This week, the response in the oil markets to the tensions following Iran's shooting down of a US drone has seemed muted, stemming from profound changes in the market over the past few years
So far, this isn’t your typical oil crisis.
Previous moments of tension in the Persian Gulf region, like Iraq’s invasion of Kuwait in 1990, once caused a major kink in oil supplies, igniting spikes in prices. After all, the Gulf provides around a third of the world’s oil, and much of that crude passes through the narrow Strait of Hormuz, which has recently been a target of attacks on tankers.
But this week the response in the oil markets to the tensions following Iran’s shooting down of a U.S. drone has seemed muted — even to the surprise of some participants. Analysts say this could stem from profound changes that have occurred in oil markets in recent years.
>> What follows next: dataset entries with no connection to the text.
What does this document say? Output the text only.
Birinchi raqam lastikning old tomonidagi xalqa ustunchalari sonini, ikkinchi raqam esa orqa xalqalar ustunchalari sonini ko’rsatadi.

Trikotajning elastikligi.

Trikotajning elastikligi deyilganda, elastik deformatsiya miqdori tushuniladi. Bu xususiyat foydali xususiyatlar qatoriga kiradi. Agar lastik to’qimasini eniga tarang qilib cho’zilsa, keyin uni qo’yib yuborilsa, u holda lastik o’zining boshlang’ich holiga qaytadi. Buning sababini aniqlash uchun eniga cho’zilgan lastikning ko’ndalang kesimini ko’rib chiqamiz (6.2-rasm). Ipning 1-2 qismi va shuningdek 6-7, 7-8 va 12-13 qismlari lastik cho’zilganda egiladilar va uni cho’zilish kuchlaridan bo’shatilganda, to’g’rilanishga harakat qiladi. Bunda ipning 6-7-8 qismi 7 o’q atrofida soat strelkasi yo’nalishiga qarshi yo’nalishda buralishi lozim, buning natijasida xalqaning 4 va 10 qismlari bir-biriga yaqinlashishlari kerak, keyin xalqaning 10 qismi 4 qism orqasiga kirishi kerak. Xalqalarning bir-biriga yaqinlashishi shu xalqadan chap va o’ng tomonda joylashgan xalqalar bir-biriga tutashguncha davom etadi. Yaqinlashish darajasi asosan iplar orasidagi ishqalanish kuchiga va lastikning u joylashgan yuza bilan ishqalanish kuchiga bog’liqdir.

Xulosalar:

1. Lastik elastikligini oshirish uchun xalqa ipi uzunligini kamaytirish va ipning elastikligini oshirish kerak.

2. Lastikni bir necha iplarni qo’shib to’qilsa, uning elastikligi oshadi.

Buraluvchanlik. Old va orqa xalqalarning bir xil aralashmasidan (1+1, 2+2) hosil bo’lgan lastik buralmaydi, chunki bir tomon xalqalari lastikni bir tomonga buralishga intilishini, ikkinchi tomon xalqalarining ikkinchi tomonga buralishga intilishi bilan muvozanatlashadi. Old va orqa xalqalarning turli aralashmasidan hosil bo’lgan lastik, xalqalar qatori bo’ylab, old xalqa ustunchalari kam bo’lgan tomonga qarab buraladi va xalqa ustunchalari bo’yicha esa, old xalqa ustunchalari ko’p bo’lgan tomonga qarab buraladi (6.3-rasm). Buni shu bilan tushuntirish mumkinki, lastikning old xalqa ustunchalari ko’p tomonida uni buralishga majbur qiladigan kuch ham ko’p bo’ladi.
Production in the United States has risen significantly. America has become an oil exporter, sharply reducing its purchases of oil from the Middle East, although that region remains the world’s largest source of oil overall.
Another change this time around: The world’s demand for oil is growing at a slower pace. One cause for this drop-off is that world economic growth is slowing, partly over concerns about the trade war between the two largest economies — the United States and China. But another, more permanent reason is the slow pivot away from fossil fuels as a source of energy.
Certainly, the tensions in the Gulf could escalate quickly. But oil markets have evolved, changing the calculus for risk in the region.